The final result should be a catalog unified between different Kedro applications. One of them will be made available to run in a production environment controlled by tags, and the other as development.

We don't need it as Python code, it could be YAML if it's easier. But we should be able to install it as a library into the application. I believe that transforming it into Python code would make it easier to make this move.

I don't understand this part, can you elaborate on this? Do you mean you want to have a shareable DataCatalog that can be imported to an existing project (and enrich)?
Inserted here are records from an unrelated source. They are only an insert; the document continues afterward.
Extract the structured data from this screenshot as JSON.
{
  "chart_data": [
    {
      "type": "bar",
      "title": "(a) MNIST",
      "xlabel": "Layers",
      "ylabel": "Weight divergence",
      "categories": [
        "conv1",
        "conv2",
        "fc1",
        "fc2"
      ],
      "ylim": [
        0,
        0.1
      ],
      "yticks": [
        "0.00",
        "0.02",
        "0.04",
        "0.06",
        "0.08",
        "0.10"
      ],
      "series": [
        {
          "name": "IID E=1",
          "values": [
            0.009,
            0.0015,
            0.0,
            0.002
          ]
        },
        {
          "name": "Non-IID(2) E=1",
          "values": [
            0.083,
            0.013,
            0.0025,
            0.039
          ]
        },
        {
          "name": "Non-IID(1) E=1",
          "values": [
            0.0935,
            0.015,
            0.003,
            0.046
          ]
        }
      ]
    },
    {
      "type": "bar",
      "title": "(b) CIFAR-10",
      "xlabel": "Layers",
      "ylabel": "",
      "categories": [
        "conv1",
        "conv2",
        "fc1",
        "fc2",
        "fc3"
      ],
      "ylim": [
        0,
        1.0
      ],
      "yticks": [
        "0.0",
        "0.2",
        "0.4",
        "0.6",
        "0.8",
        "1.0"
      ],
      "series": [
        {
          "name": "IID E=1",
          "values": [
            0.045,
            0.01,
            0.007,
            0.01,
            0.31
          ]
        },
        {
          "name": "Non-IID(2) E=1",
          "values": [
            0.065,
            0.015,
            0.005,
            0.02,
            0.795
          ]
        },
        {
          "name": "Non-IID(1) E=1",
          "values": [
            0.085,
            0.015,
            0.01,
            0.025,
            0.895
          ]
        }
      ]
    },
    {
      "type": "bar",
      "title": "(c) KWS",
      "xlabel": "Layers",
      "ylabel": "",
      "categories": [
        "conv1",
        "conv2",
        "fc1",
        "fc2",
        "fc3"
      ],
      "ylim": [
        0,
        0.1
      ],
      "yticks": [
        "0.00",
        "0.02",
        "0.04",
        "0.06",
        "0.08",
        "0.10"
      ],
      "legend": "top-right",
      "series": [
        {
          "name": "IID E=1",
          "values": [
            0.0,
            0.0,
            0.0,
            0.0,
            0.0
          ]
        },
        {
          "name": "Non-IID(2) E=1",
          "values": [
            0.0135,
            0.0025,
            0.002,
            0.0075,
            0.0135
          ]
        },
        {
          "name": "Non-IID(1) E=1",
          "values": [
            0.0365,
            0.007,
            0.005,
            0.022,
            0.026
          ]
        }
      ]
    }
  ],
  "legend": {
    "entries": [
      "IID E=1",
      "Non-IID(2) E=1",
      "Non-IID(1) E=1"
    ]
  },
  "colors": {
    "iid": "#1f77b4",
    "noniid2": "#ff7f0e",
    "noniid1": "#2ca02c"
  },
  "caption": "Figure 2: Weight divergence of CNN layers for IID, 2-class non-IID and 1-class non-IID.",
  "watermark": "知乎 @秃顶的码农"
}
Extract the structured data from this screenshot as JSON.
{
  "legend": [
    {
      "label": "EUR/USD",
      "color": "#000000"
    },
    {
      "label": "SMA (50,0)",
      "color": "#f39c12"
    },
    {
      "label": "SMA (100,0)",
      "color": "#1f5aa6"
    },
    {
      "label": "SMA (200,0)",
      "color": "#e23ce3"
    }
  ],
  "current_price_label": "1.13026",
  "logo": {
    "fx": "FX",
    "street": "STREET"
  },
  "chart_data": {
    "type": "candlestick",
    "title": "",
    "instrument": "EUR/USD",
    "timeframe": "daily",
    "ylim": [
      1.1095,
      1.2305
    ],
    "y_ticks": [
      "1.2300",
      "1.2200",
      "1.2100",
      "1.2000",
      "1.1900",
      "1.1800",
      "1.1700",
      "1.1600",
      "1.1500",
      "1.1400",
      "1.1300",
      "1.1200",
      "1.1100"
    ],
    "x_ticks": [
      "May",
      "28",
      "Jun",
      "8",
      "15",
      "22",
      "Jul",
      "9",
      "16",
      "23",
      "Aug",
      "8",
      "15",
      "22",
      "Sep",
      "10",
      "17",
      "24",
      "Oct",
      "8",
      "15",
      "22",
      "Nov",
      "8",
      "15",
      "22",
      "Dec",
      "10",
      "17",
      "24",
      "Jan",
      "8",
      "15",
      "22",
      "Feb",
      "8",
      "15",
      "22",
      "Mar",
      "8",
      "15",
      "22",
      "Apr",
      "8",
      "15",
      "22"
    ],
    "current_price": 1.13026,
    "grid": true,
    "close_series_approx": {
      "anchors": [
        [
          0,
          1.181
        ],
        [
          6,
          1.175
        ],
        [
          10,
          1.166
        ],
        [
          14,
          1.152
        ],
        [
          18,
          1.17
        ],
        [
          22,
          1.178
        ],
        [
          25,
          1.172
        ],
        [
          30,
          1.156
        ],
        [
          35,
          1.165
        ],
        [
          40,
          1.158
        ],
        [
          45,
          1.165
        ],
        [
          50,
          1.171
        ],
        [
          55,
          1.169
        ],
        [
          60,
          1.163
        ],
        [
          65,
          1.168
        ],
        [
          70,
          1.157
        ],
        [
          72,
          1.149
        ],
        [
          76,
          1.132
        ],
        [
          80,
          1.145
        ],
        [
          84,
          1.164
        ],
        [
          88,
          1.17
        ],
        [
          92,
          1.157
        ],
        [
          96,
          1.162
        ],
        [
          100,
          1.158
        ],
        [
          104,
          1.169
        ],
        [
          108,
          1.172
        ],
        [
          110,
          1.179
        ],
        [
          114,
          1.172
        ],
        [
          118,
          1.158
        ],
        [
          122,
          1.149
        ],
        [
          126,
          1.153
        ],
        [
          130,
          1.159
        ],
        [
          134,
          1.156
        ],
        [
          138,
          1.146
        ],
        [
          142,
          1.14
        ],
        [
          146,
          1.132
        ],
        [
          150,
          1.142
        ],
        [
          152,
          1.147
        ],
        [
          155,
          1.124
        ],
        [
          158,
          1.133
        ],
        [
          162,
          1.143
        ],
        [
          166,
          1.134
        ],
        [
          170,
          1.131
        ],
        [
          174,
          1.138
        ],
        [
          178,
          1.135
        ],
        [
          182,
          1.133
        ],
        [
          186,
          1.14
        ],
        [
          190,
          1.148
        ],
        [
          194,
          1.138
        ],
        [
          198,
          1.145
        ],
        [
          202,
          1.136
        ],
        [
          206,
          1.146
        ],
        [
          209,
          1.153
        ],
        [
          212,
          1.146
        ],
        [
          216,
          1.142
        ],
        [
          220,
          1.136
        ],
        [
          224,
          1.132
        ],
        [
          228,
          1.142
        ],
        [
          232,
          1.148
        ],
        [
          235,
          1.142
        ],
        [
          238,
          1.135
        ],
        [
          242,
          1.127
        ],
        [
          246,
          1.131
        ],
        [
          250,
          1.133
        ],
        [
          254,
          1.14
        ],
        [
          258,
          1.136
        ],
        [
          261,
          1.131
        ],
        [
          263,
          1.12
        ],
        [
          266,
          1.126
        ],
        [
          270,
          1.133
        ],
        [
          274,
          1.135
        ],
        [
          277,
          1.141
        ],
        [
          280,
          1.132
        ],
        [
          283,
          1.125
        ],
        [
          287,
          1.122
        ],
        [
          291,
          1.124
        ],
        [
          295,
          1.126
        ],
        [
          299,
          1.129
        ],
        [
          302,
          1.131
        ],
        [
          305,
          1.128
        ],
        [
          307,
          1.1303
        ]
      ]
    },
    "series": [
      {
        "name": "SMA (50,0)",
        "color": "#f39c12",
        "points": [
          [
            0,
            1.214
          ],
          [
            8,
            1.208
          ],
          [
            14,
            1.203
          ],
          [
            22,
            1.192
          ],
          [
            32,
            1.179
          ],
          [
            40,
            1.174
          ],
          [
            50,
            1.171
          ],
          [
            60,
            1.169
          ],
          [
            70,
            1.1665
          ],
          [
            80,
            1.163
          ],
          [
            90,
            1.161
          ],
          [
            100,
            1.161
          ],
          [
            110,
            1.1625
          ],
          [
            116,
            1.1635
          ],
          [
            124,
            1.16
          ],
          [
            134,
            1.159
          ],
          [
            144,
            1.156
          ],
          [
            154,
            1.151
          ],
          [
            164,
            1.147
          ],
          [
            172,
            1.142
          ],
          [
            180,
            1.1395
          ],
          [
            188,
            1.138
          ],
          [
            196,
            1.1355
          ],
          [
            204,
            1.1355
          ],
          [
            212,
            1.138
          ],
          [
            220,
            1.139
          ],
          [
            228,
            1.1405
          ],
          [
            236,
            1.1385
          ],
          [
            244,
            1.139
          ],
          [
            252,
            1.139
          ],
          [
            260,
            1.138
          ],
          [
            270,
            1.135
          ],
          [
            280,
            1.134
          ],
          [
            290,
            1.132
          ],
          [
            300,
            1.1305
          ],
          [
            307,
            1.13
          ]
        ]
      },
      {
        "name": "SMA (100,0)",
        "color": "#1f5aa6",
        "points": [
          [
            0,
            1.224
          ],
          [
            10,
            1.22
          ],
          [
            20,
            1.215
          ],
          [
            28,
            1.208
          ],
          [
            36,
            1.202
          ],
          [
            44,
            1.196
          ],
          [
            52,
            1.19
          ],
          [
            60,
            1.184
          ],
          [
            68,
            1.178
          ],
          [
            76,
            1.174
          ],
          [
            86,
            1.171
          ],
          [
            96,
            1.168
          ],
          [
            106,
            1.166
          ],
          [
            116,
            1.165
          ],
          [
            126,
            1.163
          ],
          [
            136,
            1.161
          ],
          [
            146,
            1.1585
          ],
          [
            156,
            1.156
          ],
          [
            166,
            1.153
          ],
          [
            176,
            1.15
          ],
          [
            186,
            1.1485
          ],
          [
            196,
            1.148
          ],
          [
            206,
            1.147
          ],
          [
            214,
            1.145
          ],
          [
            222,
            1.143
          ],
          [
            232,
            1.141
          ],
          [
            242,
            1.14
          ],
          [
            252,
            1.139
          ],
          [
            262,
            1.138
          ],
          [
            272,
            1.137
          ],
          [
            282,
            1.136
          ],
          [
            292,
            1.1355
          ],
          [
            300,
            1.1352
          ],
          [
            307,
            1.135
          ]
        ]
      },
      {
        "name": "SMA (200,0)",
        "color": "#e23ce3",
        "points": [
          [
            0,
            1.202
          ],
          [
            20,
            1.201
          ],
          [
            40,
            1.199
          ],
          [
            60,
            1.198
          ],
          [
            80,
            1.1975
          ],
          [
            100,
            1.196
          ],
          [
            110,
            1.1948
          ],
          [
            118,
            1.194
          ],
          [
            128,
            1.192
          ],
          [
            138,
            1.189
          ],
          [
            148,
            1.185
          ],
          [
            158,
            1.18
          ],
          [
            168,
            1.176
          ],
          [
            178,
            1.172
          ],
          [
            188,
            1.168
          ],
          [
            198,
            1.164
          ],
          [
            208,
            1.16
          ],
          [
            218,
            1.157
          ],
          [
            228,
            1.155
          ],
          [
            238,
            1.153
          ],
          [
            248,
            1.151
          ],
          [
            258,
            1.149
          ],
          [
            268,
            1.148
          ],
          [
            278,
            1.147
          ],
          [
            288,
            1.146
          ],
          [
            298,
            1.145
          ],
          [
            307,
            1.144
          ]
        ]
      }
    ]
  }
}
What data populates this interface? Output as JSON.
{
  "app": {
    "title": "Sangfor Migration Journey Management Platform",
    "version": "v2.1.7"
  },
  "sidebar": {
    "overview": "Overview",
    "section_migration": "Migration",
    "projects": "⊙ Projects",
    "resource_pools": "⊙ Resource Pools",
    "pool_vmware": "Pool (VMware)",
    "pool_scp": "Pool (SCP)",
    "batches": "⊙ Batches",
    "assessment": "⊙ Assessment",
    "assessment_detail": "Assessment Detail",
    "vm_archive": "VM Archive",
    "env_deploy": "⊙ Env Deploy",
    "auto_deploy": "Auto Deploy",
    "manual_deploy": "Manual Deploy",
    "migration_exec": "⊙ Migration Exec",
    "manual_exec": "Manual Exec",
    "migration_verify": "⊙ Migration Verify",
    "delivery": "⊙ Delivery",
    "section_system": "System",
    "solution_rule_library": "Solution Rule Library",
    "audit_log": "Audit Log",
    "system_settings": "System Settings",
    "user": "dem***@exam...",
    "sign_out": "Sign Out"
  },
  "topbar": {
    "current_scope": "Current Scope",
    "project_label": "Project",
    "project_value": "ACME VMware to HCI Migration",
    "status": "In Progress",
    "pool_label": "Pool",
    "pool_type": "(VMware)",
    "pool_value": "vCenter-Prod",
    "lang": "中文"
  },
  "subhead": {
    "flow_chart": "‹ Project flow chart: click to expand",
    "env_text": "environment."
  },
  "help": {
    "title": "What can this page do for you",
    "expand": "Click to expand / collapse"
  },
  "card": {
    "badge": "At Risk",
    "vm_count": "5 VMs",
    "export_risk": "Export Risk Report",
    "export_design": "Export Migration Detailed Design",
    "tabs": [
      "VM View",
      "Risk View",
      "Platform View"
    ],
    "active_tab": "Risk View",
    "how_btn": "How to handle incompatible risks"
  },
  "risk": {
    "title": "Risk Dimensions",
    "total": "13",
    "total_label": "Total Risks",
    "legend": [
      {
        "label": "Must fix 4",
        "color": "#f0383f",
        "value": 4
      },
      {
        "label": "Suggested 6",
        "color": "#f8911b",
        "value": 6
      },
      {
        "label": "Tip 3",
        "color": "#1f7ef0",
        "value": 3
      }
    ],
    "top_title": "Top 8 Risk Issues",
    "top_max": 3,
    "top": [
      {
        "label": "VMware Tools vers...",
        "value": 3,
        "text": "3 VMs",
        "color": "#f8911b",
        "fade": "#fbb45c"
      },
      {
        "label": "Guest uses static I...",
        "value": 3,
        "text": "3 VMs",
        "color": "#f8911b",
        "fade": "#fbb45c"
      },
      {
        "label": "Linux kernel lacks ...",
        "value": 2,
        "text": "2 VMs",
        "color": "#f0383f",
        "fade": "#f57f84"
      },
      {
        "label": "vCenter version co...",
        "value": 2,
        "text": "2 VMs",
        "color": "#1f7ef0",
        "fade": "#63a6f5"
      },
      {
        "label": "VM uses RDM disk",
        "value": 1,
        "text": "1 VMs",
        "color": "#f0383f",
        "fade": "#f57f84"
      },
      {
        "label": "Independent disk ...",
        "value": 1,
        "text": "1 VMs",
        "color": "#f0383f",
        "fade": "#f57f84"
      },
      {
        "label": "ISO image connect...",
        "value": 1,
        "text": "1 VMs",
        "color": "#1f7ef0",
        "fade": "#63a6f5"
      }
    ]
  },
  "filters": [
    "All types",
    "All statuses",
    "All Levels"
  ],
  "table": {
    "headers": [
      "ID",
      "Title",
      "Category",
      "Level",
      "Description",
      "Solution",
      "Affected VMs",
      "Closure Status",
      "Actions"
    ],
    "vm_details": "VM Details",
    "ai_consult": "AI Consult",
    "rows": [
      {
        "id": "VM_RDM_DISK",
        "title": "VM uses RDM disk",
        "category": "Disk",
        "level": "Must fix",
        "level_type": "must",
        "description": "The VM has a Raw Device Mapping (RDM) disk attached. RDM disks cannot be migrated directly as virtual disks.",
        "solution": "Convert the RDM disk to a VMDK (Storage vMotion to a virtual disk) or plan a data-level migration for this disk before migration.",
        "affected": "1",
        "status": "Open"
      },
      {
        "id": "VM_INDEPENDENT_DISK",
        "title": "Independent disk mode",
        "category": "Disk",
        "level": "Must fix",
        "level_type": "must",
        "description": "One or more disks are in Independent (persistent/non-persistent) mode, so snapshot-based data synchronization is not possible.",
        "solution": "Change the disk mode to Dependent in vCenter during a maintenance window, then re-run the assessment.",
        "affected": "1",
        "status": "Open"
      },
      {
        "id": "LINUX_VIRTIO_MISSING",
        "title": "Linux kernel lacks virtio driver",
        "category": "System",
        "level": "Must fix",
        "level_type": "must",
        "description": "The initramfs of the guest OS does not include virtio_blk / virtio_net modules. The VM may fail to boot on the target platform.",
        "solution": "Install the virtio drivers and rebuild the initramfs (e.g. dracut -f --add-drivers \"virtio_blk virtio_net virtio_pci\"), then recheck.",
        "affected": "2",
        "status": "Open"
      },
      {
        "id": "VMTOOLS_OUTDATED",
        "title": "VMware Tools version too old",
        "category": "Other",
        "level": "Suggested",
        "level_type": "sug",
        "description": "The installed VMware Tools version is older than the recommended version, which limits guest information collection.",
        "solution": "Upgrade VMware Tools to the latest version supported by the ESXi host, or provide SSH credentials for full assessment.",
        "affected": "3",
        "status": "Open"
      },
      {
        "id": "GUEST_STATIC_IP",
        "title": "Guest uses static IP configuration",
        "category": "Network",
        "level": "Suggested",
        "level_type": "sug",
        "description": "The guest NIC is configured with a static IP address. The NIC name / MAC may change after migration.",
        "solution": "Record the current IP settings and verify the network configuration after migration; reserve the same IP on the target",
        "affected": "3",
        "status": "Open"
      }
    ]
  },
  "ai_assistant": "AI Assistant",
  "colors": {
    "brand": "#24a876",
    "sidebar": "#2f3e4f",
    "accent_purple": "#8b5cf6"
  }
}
Just want to confirm. is CATALOG datasets or definition of datasets?

catalog =  DataCatalog(
    {
        "bikes": CSVDataset(filepath="../data/01_raw/bikes.csv"),
        "cars": CSVDataset(filepath="../data/01_raw/cars.csv", load_args=dict(sep=",")),
        "cars_table": SQLTableDataset(
            table_name="cars", credentials=dict(con="sqlite:///kedro.db")
        ),
        "scooters_query": SQLQueryDataset(
            sql="select * from cars where gear=4",
            credentials=dict(con="sqlite:///kedro.db"),
        ),
        "ranked": ParquetDataset(filepath="ranked.parquet"),
    }
)

As you use

 self["catalog"] = {**self["catalog"], **CATALOG}

The first argument is dictionary of paramters (which are string), the second are dictionary of dataset class.

eduheise-andela commented 2 months ago

We don't necessarily need Python-instantiated datasets. I thought it was easier to import, but I found it quite difficult in fact. I couldn't find documentation that made importing Python-instantiated datasets into Kedro possible. Just consuming it through code with the .save() and .load() functions.

I don't understand this part, can you elaborate on this? Do you mean you want to have a shareable DataCatalog that can be imported to an existing project (and enrich)?

Exactly, we must find a way to add an external DataCatalog, shared between multiple applications, into our framework. The original catalog is coupled into Kedro's base files (conf/base/catalog.yml), and we need them decoupled in an external source (such as a Python module).

Just want to confirm. is CATALOG datasets or the definition of datasets?

The first version was datasets, but I had to change it to the definition of datasets to make it work. Now it's the definition of datasets.